E' Natale, periodo dell'anno in cui un po' tutti ci sentiamo più buoni, e vogliamo offrire ai nostri lettori un argomento dalle modalità più leggere nel racconto, ma che allo stesso tempo offra un'analisi profonda nel contenuto.
Abbiamo parlato nei giorni scorsi della vicenda Blagojevich, addentrandoci nello specifico delle intercettazioni telefoniche citate nel procedimento, e di cio che sostiene l'ex procuratore federale Michael D. Monico, il quale precisa che pensare semplicemente a qualcosa non costituisce reato.
Nello "sfogliare" le pagine web, ci si imbatte spesso in articoli la cui tematica è inerente le intercettazioni, e alle modalità che queste ultime investono i personaggi, più o meno illustri, inseriti in uno spaventoso meccanismo di triturazione che fornisce subito ai fanatici della giustizia-lampo i bersagli sui quali esercitare la propria indignazione.
Il particolare lo estrapoliamo dalle pagine de "Il Giornale", a firma di Salvatore Scarpino, dal titolo: "Intercettazioni, un rito tribale".
Scarpino tratta l'argomento, a prescindere dai nomi interessati, con il proposito di portare il lettore ad un'analisi sulle caratteristiche del gioco barbaro delle intercettazioni: "si parte dalla condanna mediaticamente garantita dei personaggi tirati in ballo, l’accertamento seguirà e anche se i fatti e le inchieste daranno ragione a chi è esposto alla gogna, la condanna resterà".
Uno scenario giustizialista che nel tempo ha stravolto non solo la vita di chi è stato coinvolto direttamente, ma anche quella di famigliari ed amici che hanno vissuto a fianco dell'accusato.
Scarpino vuole anche evidenziare di come il numero delle "vittime" da intercattazione è cresciuto, negli ultimi anni, a dismisura, portando ad esempio quelle immolate anche per conversazioni penalmente irrilevanti, ma anche il numero crescente dei perfetti estranei ai fatti che, tuttavia, vengono travolti da illazioni, distorsioni di nomi e circostanze, errori di trascrizione e slanci non disinteressati degli addetti all’informazione.
La conclusione di Scarpino è quanto mai veritiera e, purtroppo, drammatica: "Andiamo a tentoni nel buio dei sospetti generalizzati e pertanto ingiusti, condizionati da pesanti accenti regionali (gli intercettati non fanno corsi di dizione), da approssimazioni e premonizioni interessate".
Le vicende che hanno interessato la Giustizia in questo ultimo periodo storico sono sotto gli occhi di molti: la debolezza e l'inadeguatezza del sistema giuridico italiano ha calpestato, e fatto giudicare dall'opinione pubblica con valutazioni frettolose, in modo irreversibile cittadini che non potranno mai essere risarciti del loro diritto.
Senza contare la fuga delle notizie che, come ha scritto a suo tempo un amico, non fuggono, ma sono diffuse dalle procure, e la ragione per cui i magistrati non “trovano” mai il responsabile sta nel fatto che è un loro collega.
Ecco perchè poi viene meno anche la deontologia giornalistica, la quale dovrebbe non diffondere informazioni giudiziarie, o perlomeno dovrebbe esserne fortemente limitata.

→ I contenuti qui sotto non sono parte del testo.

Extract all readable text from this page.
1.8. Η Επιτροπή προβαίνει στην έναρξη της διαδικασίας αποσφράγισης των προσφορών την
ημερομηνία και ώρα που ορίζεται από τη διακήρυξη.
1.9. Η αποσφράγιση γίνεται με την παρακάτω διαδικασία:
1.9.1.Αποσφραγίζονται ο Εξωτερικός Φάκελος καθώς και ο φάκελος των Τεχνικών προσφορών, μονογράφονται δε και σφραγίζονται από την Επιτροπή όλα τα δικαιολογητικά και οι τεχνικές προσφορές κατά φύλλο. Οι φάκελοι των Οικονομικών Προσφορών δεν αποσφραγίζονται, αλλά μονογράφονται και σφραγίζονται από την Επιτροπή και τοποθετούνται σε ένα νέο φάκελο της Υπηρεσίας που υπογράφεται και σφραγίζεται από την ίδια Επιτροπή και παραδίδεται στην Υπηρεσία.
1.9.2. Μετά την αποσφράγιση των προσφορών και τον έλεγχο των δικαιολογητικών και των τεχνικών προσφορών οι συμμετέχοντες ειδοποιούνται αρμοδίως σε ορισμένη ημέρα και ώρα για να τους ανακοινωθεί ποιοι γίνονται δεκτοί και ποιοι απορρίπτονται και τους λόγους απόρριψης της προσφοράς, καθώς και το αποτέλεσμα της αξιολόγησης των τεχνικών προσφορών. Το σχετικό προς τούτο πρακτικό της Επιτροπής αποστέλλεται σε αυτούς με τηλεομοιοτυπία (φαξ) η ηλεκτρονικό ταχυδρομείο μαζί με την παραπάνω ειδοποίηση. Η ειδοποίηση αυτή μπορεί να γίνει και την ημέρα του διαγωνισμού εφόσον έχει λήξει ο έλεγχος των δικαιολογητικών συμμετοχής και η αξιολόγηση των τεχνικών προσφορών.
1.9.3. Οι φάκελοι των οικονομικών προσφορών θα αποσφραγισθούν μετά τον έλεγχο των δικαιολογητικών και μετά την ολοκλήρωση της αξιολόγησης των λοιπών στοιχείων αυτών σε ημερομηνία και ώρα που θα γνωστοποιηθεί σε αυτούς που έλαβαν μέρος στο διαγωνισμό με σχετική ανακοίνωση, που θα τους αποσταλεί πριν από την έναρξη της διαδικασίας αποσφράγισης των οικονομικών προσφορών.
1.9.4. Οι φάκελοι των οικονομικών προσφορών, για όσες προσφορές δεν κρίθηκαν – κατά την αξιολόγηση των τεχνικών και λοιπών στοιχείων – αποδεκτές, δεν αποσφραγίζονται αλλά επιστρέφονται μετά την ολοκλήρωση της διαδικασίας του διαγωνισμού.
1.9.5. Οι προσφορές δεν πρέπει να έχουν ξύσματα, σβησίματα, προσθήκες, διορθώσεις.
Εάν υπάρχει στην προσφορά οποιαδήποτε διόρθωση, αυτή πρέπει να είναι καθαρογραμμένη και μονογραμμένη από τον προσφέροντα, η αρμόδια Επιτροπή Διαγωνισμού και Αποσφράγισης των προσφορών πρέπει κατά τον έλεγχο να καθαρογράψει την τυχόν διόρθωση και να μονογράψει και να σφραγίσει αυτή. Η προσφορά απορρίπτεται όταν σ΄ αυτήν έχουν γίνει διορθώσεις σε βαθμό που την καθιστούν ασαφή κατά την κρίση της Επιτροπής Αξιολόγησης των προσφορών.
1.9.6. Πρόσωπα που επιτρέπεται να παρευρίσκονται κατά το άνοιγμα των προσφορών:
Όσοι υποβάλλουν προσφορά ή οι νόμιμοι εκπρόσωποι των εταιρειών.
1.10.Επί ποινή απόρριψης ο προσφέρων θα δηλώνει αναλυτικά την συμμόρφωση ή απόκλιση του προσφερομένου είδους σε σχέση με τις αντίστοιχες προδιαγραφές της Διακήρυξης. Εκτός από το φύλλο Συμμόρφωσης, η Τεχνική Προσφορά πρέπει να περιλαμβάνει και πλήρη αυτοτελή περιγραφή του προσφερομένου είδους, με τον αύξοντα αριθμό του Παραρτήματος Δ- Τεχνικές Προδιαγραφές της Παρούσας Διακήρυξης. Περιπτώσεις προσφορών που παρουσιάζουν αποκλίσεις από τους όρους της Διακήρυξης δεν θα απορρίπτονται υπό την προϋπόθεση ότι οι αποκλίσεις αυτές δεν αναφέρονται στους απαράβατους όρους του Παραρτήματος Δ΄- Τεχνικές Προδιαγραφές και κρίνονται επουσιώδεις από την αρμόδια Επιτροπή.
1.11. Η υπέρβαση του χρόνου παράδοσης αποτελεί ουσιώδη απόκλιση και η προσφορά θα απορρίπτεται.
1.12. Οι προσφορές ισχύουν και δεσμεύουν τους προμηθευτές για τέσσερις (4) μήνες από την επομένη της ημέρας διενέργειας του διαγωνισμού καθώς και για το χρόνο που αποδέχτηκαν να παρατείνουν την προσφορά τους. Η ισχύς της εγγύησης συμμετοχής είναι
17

Pubblicando invece le carte di un’inchiesta giudiziaria, come a tonnellate se ne sono stampate in Italia, non si fa altro che agire da velinari delle procure, eludendo di fatto il compito guida di un qualunque mezzo di informazione: informare il cittadino.
Con l'augurio che tutti voi possiate passare tra parenti ed amici un felice periodo di festività, ci auguriamo anche che l'arte di decifrare i nastri, in futuro, non abbia la stessa validità scientifica (come cita Scarpino) del mestiere di quegli àuguri che intuivano i voleri del fato dal volo degli uccelli, come invece, purtroppo, accade oggi.